Durkheim reframed looking at religious practices as primarily about social cohesion, rather than sets of statements or cosmologies. So that's sociology. Kuhn pretty much attempts a sociology of the history of science.
Sapolsky makes good points about the persistency of OCD & schizo experiences, and the possible social benefits of functional cases of these in religious practice. Dawkins has been criticised (eg by Bret Weinstein in a debate with) for refusing to consider how behaviours that even if they began as a parasitic meme-complex likely must have adapted towards symbiosis, given the example of celibate priests for instance given authority by speaking from an 'unworldly' position. This area rapidly gets in evolutionary-psychology, a field widely considered so tainted by bad science & crackpots, that it's rare professional scientists will have anything to do with it.
Game-theory is increasingly looked to for understanding and predicting morality, and especially distrubutions of human attitudes, such as stable cross-cultural frequencies of psychopathy (it is useful for surgeons, may be useful for CEOs but harm their businesses, but crucially just be too useful in crisis situations like war to be discarded evolutionarily).
Kahneman looks at how we develop different strategies of decision-making for where we have more or less time/energy, which he applies to economics but has implications for the philosophical understanding of rationality (he also co-introduced the term cognitive-bias, which I applied to understanding our intuitions about the nature of causation here: Is the idea of a causal chain physical (or even scientific)?). The recognition and deconstruction of 'homo economicus', the unjustified and unjustifiable assumption that humans are independent rational agents, has similar importance.
Jonathan Haidt looks as an anthropologist at the evolution of morality in 'The Pragmatic Validity of Moral Pluralism'. His moral foundations theory looks to broad differences between pastoral and agrarian cultures to understand the morality of rightwing and leftwing communities, and that Europe may have flourished by having an unusual degree of mixing of these.
It is hard not to psychologise when trying to understand unusual individuals who have had particularly striking personal impacts on philosophy, like Nietzsche or Wittgenstein. I find the contrast in formative experiences between Hobbes and Rousseau, and their different projections of 'human nature' to understand politics, illuminating.

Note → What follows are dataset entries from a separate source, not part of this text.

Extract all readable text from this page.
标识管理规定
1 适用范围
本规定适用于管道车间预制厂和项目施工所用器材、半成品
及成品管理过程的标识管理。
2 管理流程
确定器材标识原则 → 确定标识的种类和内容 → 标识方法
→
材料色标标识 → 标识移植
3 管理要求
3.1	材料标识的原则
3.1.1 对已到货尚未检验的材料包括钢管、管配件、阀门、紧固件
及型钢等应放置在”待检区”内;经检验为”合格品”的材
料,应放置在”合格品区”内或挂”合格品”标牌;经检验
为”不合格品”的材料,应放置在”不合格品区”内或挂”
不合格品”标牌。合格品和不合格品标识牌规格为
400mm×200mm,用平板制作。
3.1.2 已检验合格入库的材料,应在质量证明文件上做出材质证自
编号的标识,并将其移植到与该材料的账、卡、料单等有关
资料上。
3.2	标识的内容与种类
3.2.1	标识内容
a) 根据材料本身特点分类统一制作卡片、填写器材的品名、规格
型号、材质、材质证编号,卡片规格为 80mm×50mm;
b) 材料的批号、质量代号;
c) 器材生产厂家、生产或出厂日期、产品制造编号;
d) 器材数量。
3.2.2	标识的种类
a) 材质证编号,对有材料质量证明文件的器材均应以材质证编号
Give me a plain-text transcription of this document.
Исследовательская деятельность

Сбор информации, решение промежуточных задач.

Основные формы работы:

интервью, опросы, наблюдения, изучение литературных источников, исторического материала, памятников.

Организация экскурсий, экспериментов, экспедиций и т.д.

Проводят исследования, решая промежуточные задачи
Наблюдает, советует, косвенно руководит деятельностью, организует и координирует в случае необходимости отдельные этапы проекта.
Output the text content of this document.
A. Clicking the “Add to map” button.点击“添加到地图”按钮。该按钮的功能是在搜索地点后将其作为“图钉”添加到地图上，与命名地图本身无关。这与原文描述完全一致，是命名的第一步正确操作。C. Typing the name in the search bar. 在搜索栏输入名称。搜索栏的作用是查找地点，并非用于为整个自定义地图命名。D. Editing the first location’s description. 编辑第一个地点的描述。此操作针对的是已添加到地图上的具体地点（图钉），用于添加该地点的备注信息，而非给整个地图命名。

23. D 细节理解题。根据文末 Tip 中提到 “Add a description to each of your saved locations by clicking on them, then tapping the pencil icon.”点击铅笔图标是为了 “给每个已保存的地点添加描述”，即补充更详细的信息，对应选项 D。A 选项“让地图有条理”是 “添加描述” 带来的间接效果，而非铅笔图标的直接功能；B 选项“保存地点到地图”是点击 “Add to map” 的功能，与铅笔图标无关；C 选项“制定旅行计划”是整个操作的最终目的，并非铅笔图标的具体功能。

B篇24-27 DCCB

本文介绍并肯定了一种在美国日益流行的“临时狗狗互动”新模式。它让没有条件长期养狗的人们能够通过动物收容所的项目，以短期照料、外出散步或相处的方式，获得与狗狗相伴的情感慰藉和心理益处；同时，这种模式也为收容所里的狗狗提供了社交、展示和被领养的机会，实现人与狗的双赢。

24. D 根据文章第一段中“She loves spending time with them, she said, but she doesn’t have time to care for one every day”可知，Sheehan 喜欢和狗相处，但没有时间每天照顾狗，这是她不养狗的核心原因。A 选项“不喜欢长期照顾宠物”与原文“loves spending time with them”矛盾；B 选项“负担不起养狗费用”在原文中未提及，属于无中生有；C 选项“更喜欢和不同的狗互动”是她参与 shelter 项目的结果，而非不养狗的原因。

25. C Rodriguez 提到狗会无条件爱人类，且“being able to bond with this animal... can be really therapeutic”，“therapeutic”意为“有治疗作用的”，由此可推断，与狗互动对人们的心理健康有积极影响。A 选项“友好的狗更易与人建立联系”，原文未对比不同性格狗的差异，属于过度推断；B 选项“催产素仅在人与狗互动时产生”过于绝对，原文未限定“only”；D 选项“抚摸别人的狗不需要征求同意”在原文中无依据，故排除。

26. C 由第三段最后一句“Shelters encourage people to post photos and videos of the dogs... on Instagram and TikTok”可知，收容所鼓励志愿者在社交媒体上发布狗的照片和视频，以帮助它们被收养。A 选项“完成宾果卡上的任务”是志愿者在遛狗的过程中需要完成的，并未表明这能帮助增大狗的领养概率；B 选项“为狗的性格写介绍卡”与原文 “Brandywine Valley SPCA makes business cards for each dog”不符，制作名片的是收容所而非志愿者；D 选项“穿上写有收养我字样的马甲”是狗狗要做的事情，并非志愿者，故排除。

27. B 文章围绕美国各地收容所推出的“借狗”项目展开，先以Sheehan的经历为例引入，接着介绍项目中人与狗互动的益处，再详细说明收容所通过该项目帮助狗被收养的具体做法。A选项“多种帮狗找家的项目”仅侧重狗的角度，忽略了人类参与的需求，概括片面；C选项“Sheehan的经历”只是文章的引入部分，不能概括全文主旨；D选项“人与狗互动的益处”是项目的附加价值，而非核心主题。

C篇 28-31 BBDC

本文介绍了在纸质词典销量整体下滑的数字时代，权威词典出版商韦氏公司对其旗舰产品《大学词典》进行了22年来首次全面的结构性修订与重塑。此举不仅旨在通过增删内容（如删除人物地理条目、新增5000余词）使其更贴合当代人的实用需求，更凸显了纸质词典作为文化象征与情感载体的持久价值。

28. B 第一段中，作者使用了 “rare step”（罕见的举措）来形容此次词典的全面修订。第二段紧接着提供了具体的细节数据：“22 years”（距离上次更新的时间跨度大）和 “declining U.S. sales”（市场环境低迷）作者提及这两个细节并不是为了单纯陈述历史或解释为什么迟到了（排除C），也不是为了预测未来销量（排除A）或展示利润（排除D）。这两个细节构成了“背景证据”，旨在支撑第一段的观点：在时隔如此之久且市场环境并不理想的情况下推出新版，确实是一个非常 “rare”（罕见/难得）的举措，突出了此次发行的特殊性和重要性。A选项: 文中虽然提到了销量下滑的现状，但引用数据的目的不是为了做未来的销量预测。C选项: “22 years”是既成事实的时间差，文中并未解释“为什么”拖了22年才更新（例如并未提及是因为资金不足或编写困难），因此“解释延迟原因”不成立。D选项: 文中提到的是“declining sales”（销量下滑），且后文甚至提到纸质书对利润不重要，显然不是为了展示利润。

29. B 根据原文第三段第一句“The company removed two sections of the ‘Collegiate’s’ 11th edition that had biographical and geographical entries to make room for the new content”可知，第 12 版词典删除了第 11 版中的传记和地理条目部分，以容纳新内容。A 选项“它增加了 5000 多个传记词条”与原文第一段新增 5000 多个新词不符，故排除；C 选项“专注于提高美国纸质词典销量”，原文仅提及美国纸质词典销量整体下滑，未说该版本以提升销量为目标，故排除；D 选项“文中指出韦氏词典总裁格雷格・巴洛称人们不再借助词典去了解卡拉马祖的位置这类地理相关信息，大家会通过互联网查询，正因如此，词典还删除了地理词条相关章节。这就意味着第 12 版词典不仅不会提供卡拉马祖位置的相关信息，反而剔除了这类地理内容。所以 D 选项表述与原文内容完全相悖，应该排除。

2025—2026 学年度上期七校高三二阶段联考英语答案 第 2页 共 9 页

In summary, there's definitely an appeal to use tools to look at trends or take-up of philosophical ideas. Sometimes we can understand things like morality and rationality better. But should be wary of the temptation of a totalising 'psychohistory' approach. Individuals can have far too much impact, even though it is very rare for anyone to have a major impact that can't be fitted into broader trends & historical context. The historical materialism of Hegel & Marx, should be cautionary tale enough of what a dead-end it can be to think that is enough to explain all developments.